Les requérants ont saisi le juge administratif en vue de l’annulation des arrêtés préfectoraux des 24 juillets 2013 et 11 août 2015 qui autorisent « par renouvellement et extension, [une société] à exploiter une carrière de sables siliceux, de quartzite et d'argile sur le territoire des communes de Vallabrix […] et de Saint-Victor-des-Oules […] ».
Par un jugement du 22 novembre 2016, le Tribunal administratif de Nîmes a pris acte des désistements des conclusions des demandes dirigées contre l’arrêté de 2015, a annulé l’arrêté de 2013 et a autorisé, à titre provisoire, la société « à poursuivre pendant une durée de douze mois l'exploitation de la carrière afin de permettre la réalisation d'une nouvelle étude d'impact et la prescription par le préfet du Gard de nouvelles mesures compensatoires ».
Les juges d’appel ont énoncé le principe de référence : « Si, lorsque l'autorité administrative prend, pour l'exécution d'une décision juridictionnelle d'annulation, une nouvelle décision d'autorisation d'exploiter ayant un caractère provisoire, le recours dirigé contre cette décision juridictionnelle conserve son objet, il en va autrement en cas d'intervention d'une nouvelle autorisation définissant entièrement les conditions d'exploitation de l'installation et dépourvue de caractère provisoire, se substituant à l'autorisation initialement contestée ».
Et de conclure que « l'intervention de cette nouvelle autorisation, qu'elle ait ou non acquis un caractère définitif, prive d'objet la contestation de la première autorisation, sur laquelle il n'y a, dès lors, plus lieu de statuer ».
Ainsi, pour les juges administratifs, il n’y a pas lieu de répondre aux conclusions des parties.
La ville de Paris a obtenu un permis de construire en date du 17 décembre 2015 en vue de la réalisation de son programme qui comprend notamment une installation de collecte de déchets dangereux, soumise à déclaration.
Le 9 avril 2015, la mairie a reçu de la préfecture un récépissé « accompagné des prescriptions générales applicables à cette activité ».
L’association « Sauvons notre stade » a contesté cette décision préfectorale devant le Tribunal administratif de Paris lequel a rejeté ses conclusions.
Après la recevabilité d’intervention en appel de l’association France nature environnement, celle-ci a soutenu que les premiers juges du fond aient commis des erreurs de droit, « d'une part, en estimant que la voie d'accès à l'installation devait s'entendre de la seule rampe d'accès à celle-ci et, d'autre part, en jugeant qu'était inopérant le moyen tiré de l'incompatibilité de la configuration des voies d'accès à l'installation classée avec l'article UG 3.1 du plan local d'urbanisme ».
Or, pour les juges administratifs d’appel, « de telles erreurs n'affectent pas la régularité du jugement mais seulement son bien-fondé ».
Les juges d’appel ont apporté quelques précisions.

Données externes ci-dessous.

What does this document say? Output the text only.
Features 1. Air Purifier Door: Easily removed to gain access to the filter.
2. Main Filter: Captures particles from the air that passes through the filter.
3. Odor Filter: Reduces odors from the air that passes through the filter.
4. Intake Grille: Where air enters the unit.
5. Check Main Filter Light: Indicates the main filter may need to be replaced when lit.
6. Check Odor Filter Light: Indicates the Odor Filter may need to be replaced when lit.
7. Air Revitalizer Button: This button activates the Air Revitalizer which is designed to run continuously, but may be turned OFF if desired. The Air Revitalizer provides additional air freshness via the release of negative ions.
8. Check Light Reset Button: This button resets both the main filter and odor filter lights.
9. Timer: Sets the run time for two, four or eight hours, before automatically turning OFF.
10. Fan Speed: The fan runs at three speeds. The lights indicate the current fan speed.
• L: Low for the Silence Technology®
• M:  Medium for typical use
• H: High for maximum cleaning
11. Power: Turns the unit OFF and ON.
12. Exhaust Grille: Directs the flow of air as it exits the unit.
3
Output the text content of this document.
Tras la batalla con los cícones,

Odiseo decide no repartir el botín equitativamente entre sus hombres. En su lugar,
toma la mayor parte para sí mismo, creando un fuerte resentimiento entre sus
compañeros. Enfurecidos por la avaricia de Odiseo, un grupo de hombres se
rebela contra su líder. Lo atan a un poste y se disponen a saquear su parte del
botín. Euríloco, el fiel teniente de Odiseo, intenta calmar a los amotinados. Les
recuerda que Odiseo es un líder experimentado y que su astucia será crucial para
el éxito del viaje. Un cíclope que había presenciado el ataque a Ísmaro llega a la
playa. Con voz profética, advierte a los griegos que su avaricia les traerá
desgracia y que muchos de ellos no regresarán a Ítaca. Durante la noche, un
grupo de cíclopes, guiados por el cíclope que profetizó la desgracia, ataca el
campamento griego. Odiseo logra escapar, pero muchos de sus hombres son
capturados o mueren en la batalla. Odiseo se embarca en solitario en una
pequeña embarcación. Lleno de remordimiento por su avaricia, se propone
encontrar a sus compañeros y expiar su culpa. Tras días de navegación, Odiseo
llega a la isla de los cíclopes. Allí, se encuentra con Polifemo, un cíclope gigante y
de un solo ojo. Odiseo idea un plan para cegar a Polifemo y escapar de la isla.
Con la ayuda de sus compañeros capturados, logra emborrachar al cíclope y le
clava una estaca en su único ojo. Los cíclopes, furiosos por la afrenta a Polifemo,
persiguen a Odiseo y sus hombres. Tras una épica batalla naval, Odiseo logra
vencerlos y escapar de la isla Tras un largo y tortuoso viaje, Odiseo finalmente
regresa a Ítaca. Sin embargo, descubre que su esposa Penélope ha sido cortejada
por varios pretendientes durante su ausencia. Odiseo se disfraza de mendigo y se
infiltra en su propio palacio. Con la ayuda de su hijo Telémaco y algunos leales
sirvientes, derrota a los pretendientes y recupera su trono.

Selon eux, « il résulte de ces dispositions qu'il appartient au préfet de délivrer le récépissé de la déclaration d'ouverture d'une autorisation classée faite auprès de lui, dès lors que l'installation relève bien du régime de la déclaration et que le dossier est régulier et complet ». Par conséquent, « il ne lui appartient pas en principe de s'assurer à ce stade que l'installation sera en mesure de fonctionner conformément aux prescriptions applicables dont il joint une copie au récépissé ».
Les juges ont ainsi rejeté un par un les arguments de la société requérante.